Bericht zur Coronalage: Die Pandemie der Geimpften – mit Ansage

Vorwort von Gunter Frank.

Robert Clancy, emeritierter Professor für Pathologie an der University of Newcastle Medical School, hat eine Übersichtsarbeit über die Corona-Krise veröffentlicht, in der wesentliche Fehler und Missstände aufgeführt werden. Alle diese Punkte wurden bereits auf Achgut von Andreas Zimmermann seit 2021 ausführlich, detailreich und mit belastbaren Quellen beschrieben. Dennoch habe ich die Redaktion gebeten, anzufragen, ob eine deutsche Übersetzung dieses Textes auf Achgut.com veröffentlicht werden dürfe. Sowohl Robert Clancy als auch die Zeitschrift „Quadrant“ haben diese Erlaubnis erteilt. 

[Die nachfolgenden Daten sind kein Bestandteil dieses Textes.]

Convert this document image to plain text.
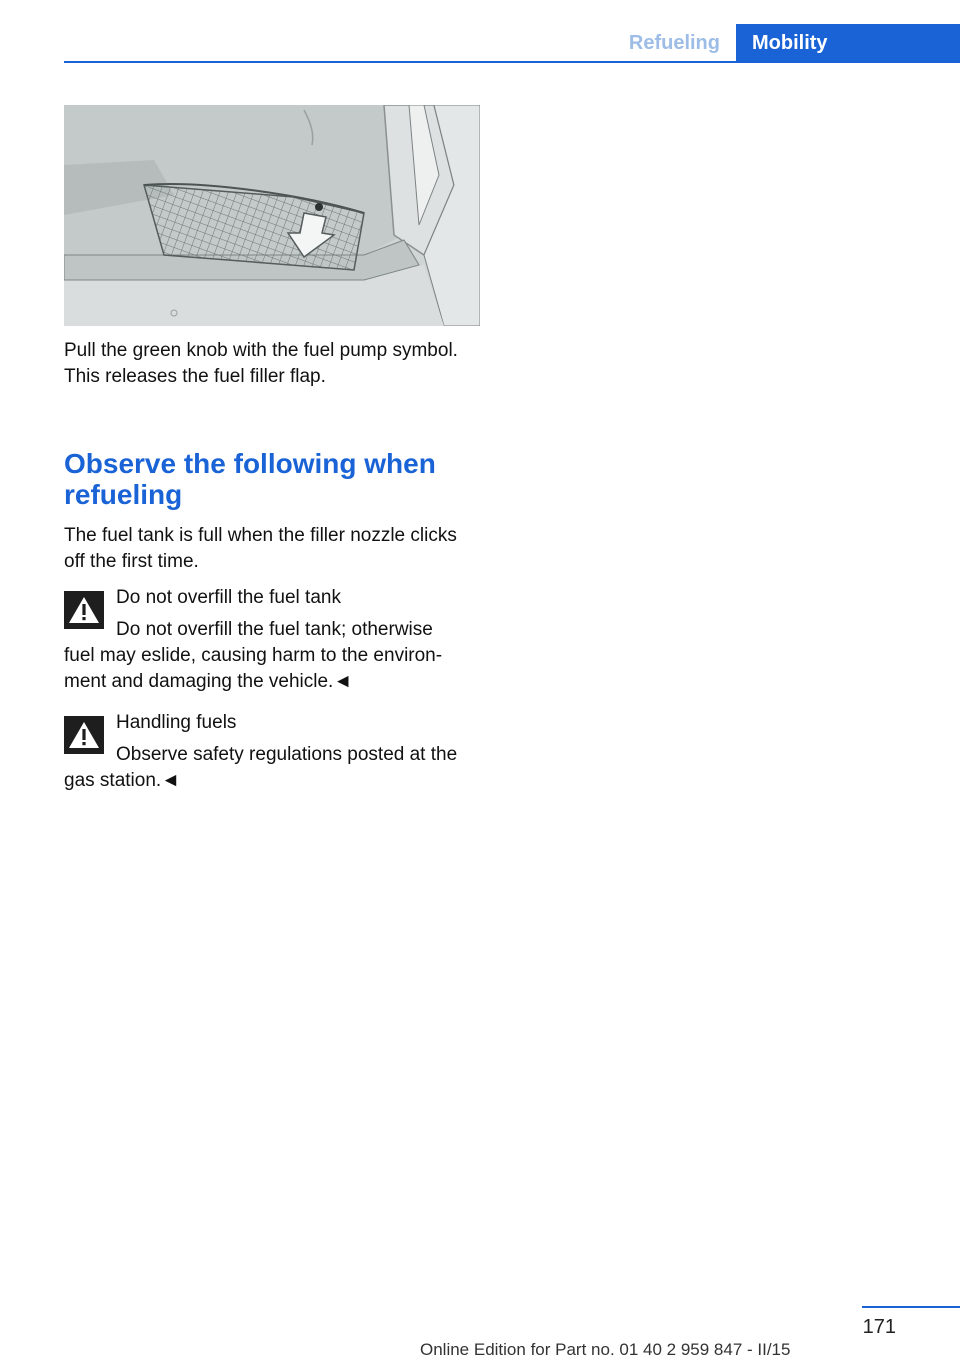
Refueling	Mobility

Pull the green knob with the fuel pump symbol.

This releases the fuel filler flap.

Observe the following when
refueling

The fuel tank is full when the filler nozzle clicks

off the first time.

Do not overfill the fuel tank
Do not overfill the fuel tank; otherwise

fuel may eslide, causing harm to the environ-

ment and damaging the vehicle.◄

Handling fuels
Observe safety regulations posted at the

gas station.◄

171
Online Edition for Part no. 01 40 2 959 847 - II/15
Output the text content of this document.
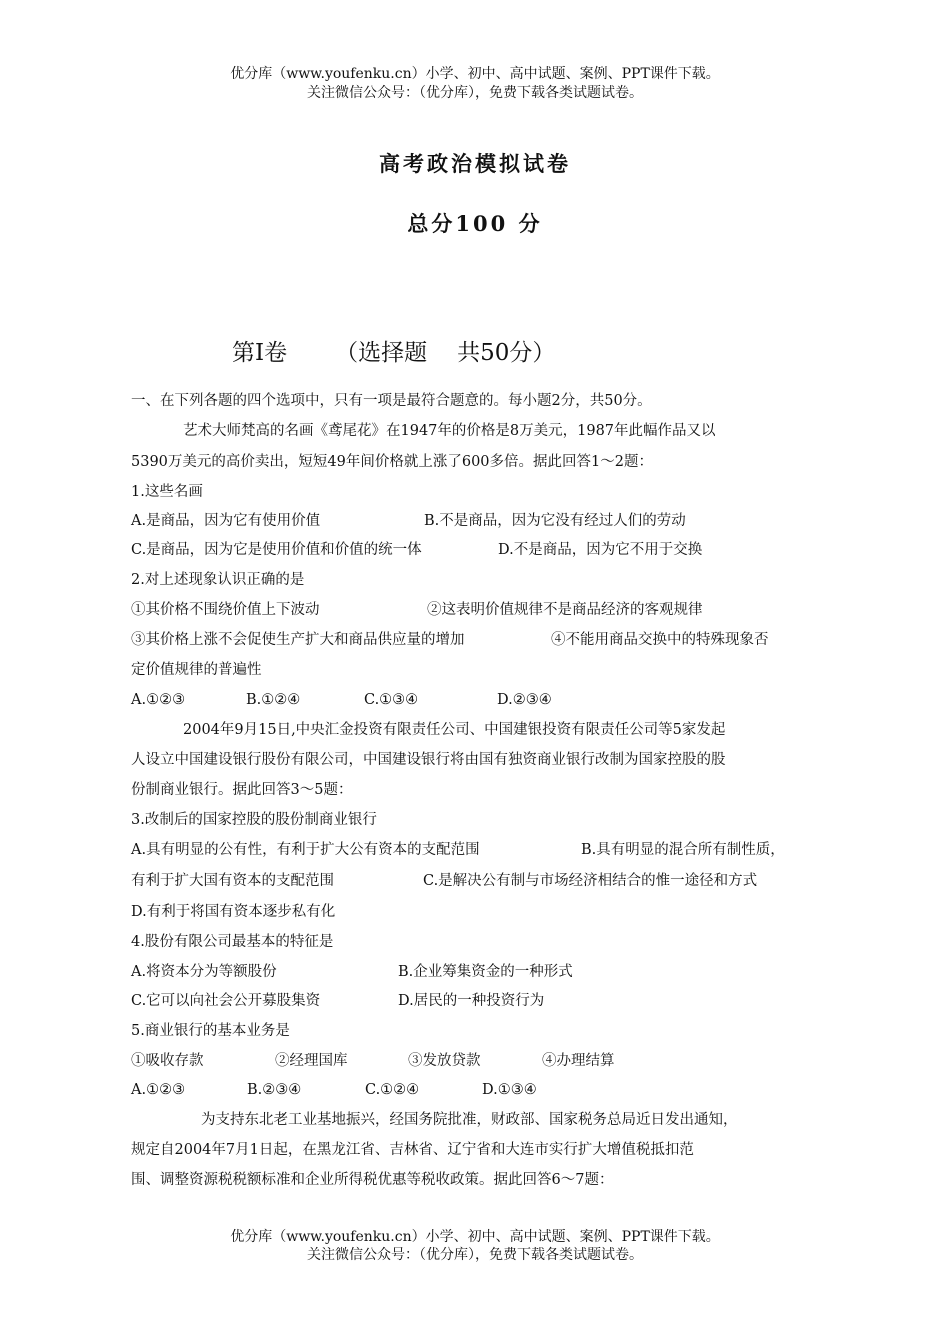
优分库（www.youfenku.cn）小学、初中、高中试题、案例、PPT课件下载。
关注微信公众号：（优分库），免费下载各类试题试卷。
高考政治模拟试卷
总分100 分
第Ⅰ卷 （选择题 共50分）
一、在下列各题的四个选项中，只有一项是最符合题意的。每小题2分，共50分。
艺术大师梵高的名画《鸢尾花》在1947年的价格是8万美元，1987年此幅作品又以
5390万美元的高价卖出，短短49年间价格就上涨了600多倍。据此回答1～2题：
1.这些名画
A.是商品，因为它有使用价值	B.不是商品，因为它没有经过人们的劳动
C.是商品，因为它是使用价值和价值的统一体	D.不是商品，因为它不用于交换
2.对上述现象认识正确的是
①其价格不围绕价值上下波动	②这表明价值规律不是商品经济的客观规律
③其价格上涨不会促使生产扩大和商品供应量的增加	④不能用商品交换中的特殊现象否
定价值规律的普遍性
A.①②③	B.①②④	C.①③④	D.②③④
2004年9月15日,中央汇金投资有限责任公司、中国建银投资有限责任公司等5家发起
人设立中国建设银行股份有限公司，中国建设银行将由国有独资商业银行改制为国家控股的股
份制商业银行。据此回答3～5题：
3.改制后的国家控股的股份制商业银行
A.具有明显的公有性，有利于扩大公有资本的支配范围	B.具有明显的混合所有制性质，
有利于扩大国有资本的支配范围	C.是解决公有制与市场经济相结合的惟一途径和方式
D.有利于将国有资本逐步私有化
4.股份有限公司最基本的特征是
A.将资本分为等额股份	B.企业筹集资金的一种形式
C.它可以向社会公开募股集资	D.居民的一种投资行为
5.商业银行的基本业务是
①吸收存款	②经理国库	③发放贷款	④办理结算
A.①②③	B.②③④	C.①②④	D.①③④
为支持东北老工业基地振兴，经国务院批准，财政部、国家税务总局近日发出通知，
规定自2004年7月1日起，在黑龙江省、吉林省、辽宁省和大连市实行扩大增值税抵扣范
围、调整资源税税额标准和企业所得税优惠等税收政策。据此回答6～7题：
优分库（www.youfenku.cn）小学、初中、高中试题、案例、PPT课件下载。
关注微信公众号：（优分库），免费下载各类试题试卷。
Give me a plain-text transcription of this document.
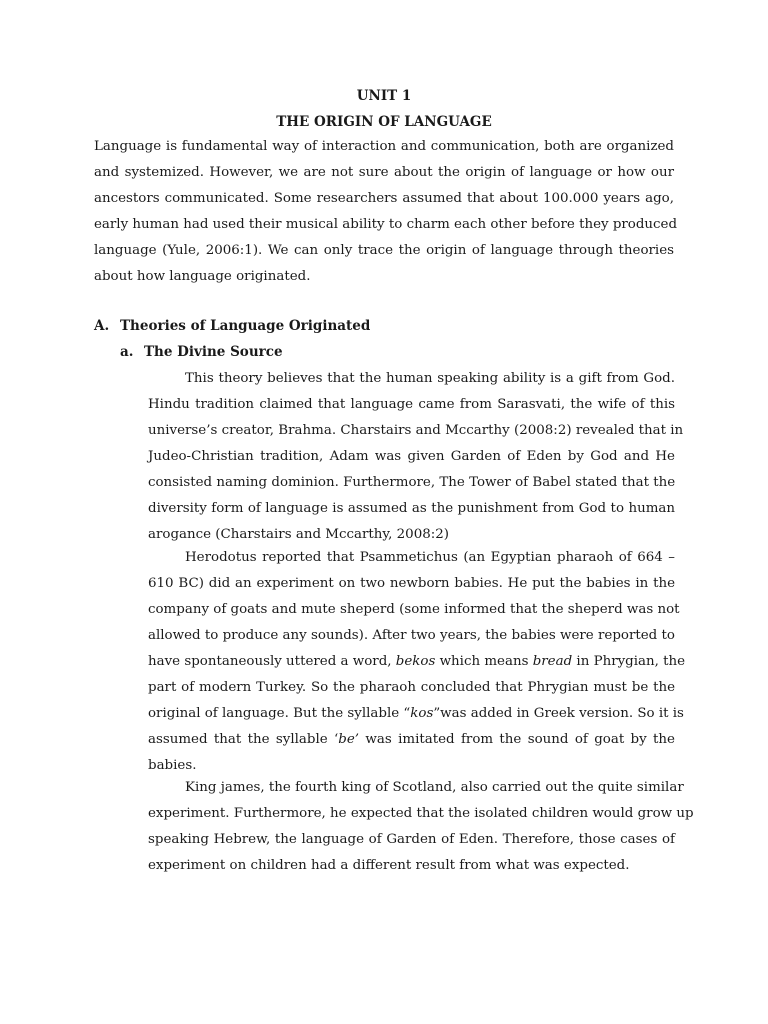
UNIT 1
THE ORIGIN OF LANGUAGE
Language is fundamental way of interaction and communication, both are organized
and systemized. However, we are not sure about the origin of language or how our
ancestors communicated. Some researchers assumed that about 100.000 years ago,
early human had used their musical ability to charm each other before they produced
language (Yule, 2006:1). We can only trace the origin of language through theories
about how language originated.
A. Theories of Language Originated
a. The Divine Source
This theory believes that the human speaking ability is a gift from God.
Hindu tradition claimed that language came from Sarasvati, the wife of this
universe’s creator, Brahma. Charstairs and Mccarthy (2008:2) revealed that in
Judeo-Christian tradition, Adam was given Garden of Eden by God and He
consisted naming dominion. Furthermore, The Tower of Babel stated that the
diversity form of language is assumed as the punishment from God to human
arogance (Charstairs and Mccarthy, 2008:2)
Herodotus reported that Psammetichus (an Egyptian pharaoh of 664 –
610 BC) did an experiment on two newborn babies. He put the babies in the
company of goats and mute sheperd (some informed that the sheperd was not
allowed to produce any sounds). After two years, the babies were reported to
have spontaneously uttered a word, bekos which means bread in Phrygian, the
part of modern Turkey. So the pharaoh concluded that Phrygian must be the
original of language. But the syllable “kos”was added in Greek version. So it is
assumed that the syllable ‘be’ was imitated from the sound of goat by the
babies.
King james, the fourth king of Scotland, also carried out the quite similar
experiment. Furthermore, he expected that the isolated children would grow up
speaking Hebrew, the language of Garden of Eden. Therefore, those cases of
experiment on children had a different result from what was expected.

Das Besondere an diesem Text ist, dass diese Kardinalfehler noch einmal aus dem Munde eines in der medizinischen Wissenschaftswelt etablierten und erfahrenen Kollegen in aller Klarheit zusammengefasst werden. Wie beispielsweise die zuständigen Experten als Berater während der Pandemie blockiert, ja dämonisiert wurden. Wie das Ignorieren alten Wissens zur Schleimhautimmunologie zu völlig falschen Rückschlüssen führen musste. Sonst hätte man von Anfang an verstanden, dass die Gen-Impfung prinzipiell nicht vor einer Infektion schützen kann.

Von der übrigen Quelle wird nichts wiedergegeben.